Randy has loved DC forever and bashes Simon for picking an old sexy song instead of a big rock song, because Randy is the new Paula. Paula points out that while Randy and Simon were being stupid about it, we forgot how great DC is, and she loves the song. Simon correctly calls it one of his best performances to date, and Randy begs for yet fucking more attention, and Simon tells him it was a risk and original, and round one goes to Cook. Ryan says Debbie the Stage Manager -- and Cook's mom -- cried a little bit. And David wishes her a happy Mother's Day, three days after the fact. Because he is a jerk!
: contestant choices. Always the best part, either because it's really good, or because it's really stupid. Which will David Archuleta be? I wonder. He's singing "With You" by Chris Brown. Who I know from The O.C., and that's it. Ryan sends him to the stage and confuses him a little bit because he's gotta address the camera and say what's about to happen right before it's happening. I would always prefer to stay with Ryan, but today that is nearly a spiritual necessity because what's happening on the main stage is some bullshit. "Hey little momma" is a phrase I don't want coming out of DA's little self. Also apparently he agrees, because he fucks up at least one word every single line of the song. He stares creepily into the camera and ... he's not really singing, it's like ... talking and whining at the same time. Tibetan Throat-Whining. And hopping and bouncing a lot, as is his wont.
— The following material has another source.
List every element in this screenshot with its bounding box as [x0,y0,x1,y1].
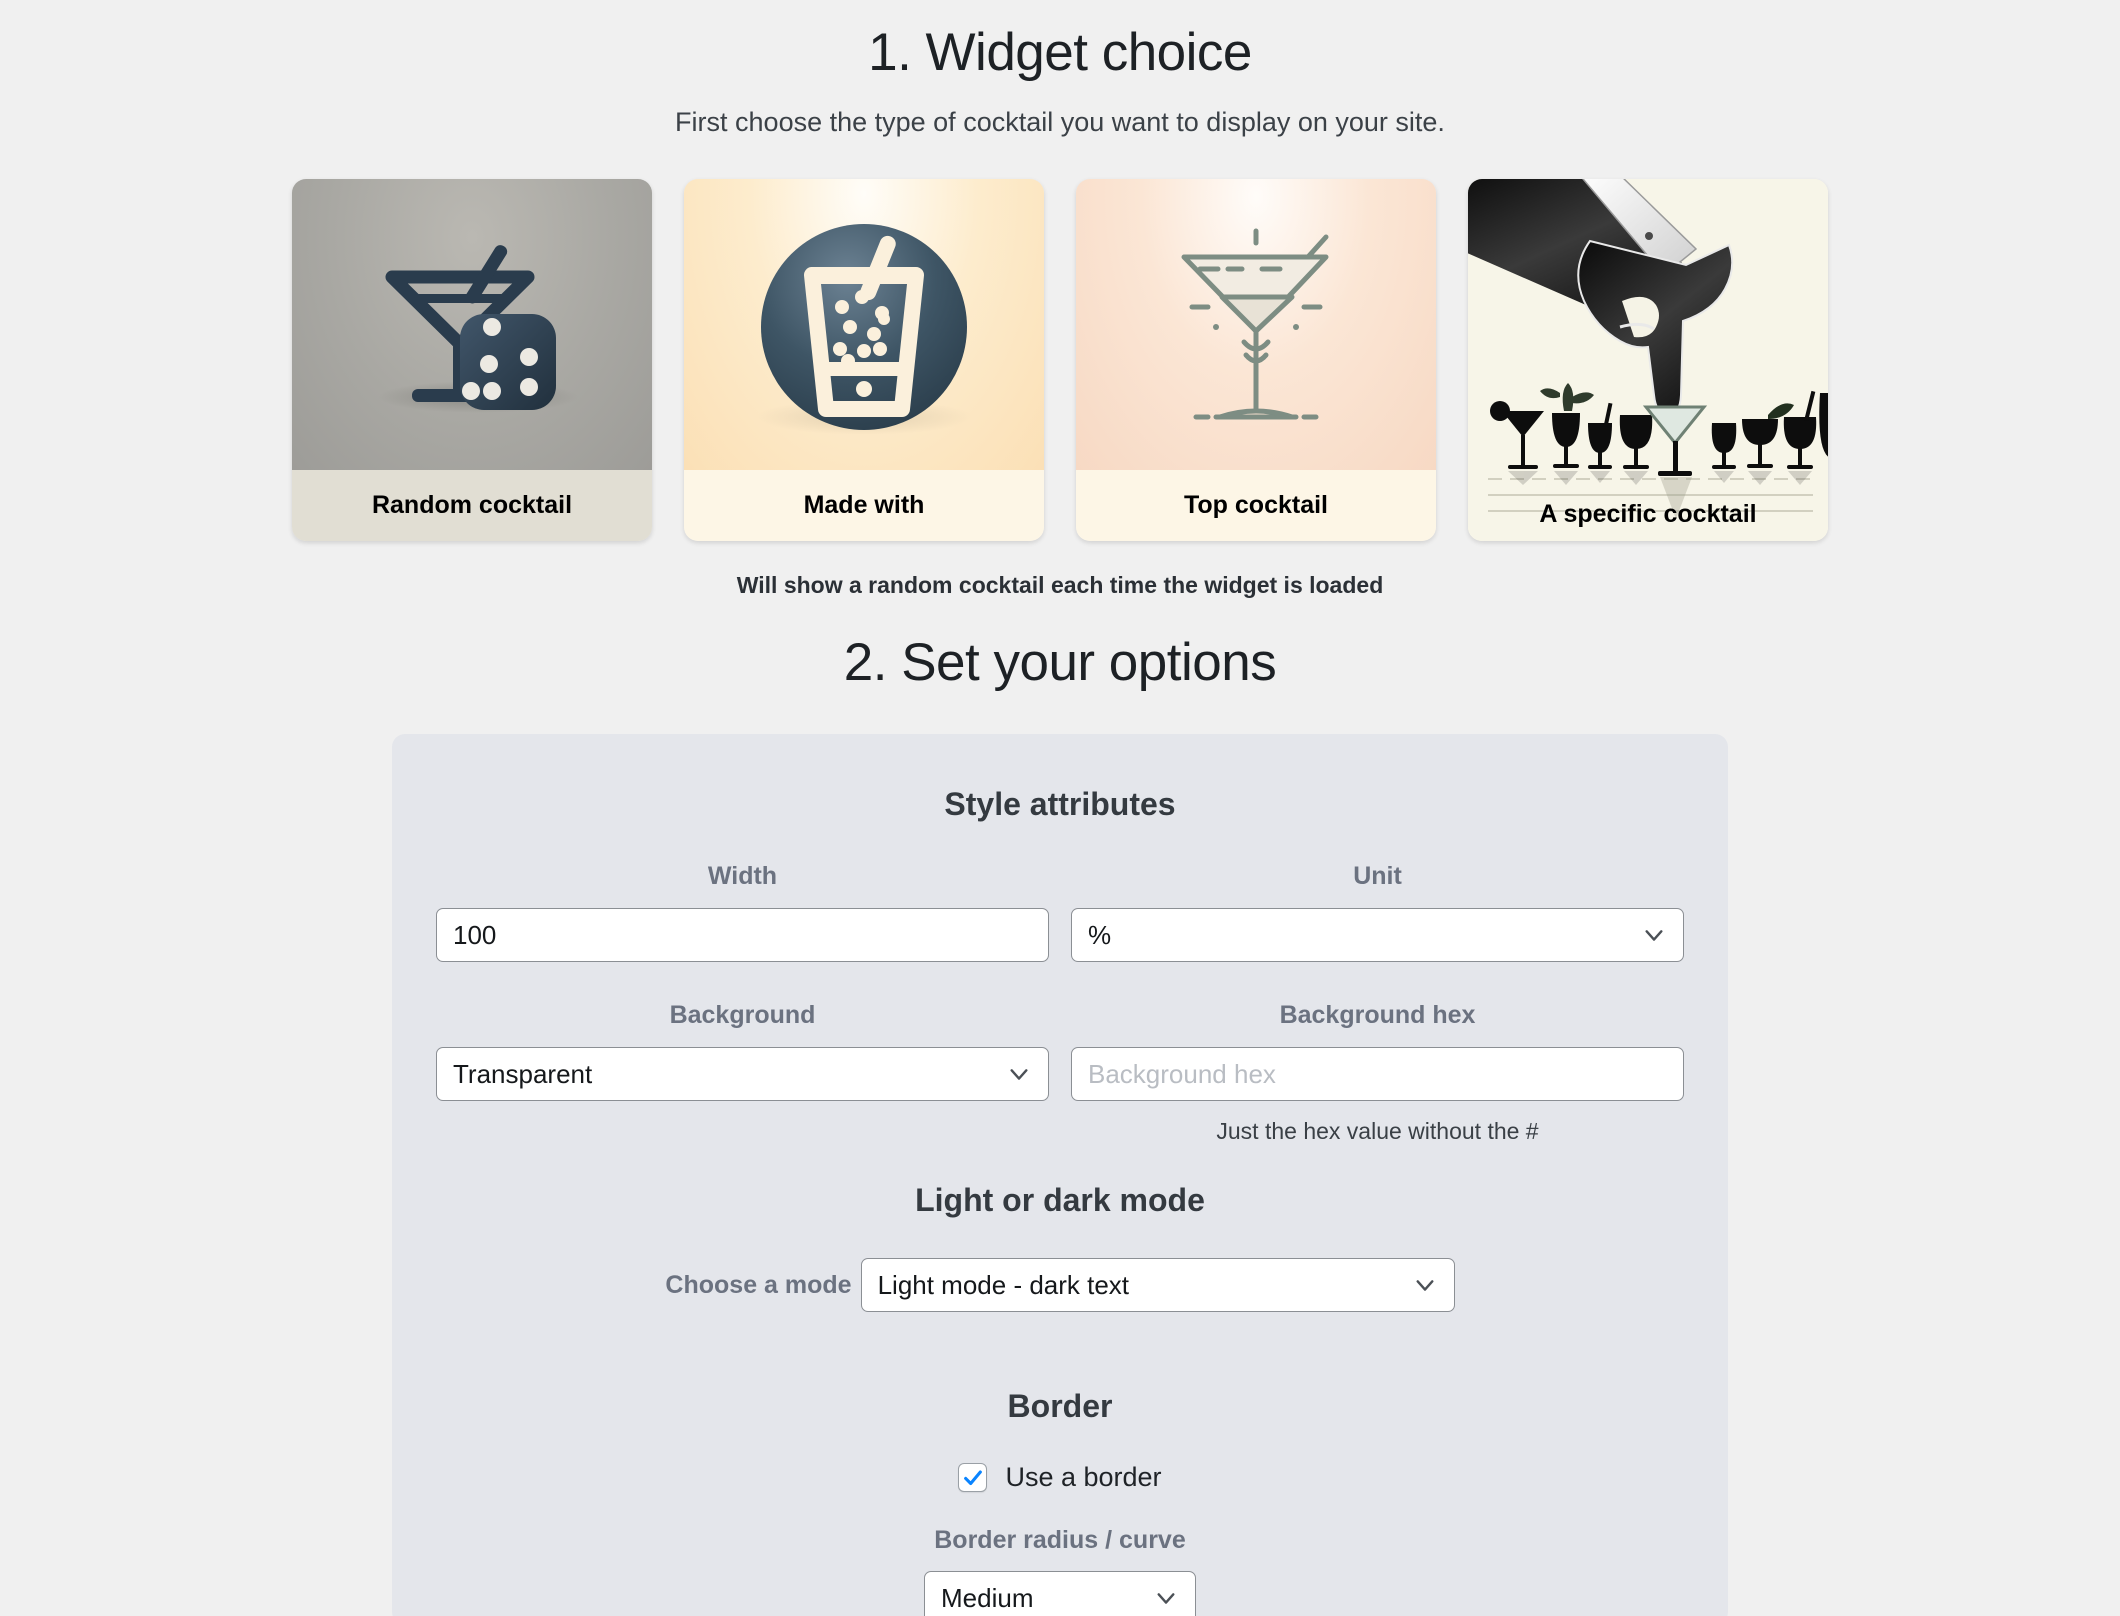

This is ridiculous! Why won't it end? I did not pay zero dollars to have David Effing Archuleta call me his "boo." He can't even ride the tall rides and he's calling me his boo? His boo is, like, the Cabbage Patch Kid he sleeps with. He calls each silver dollar pancake his boo before he eats it in front of cartoons on Saturday morning. "C'mere, boo. I gotta tell you something. You are delicious, little momma." You know who I miss? A-Fed. He was sort of my boo. He's probably about 30-years-old by now. I picture him raising chickens, on a farm. He drinks late at night on the porch and listens to coyotes. He is nobody's boo. His only boo is the sea, and a ship to sail her by. When he pretended to not be a tiny weak little child, you believed he was not, at least for the duration of the song. This crap is like Tom Cruise in the Outsiders trying to front.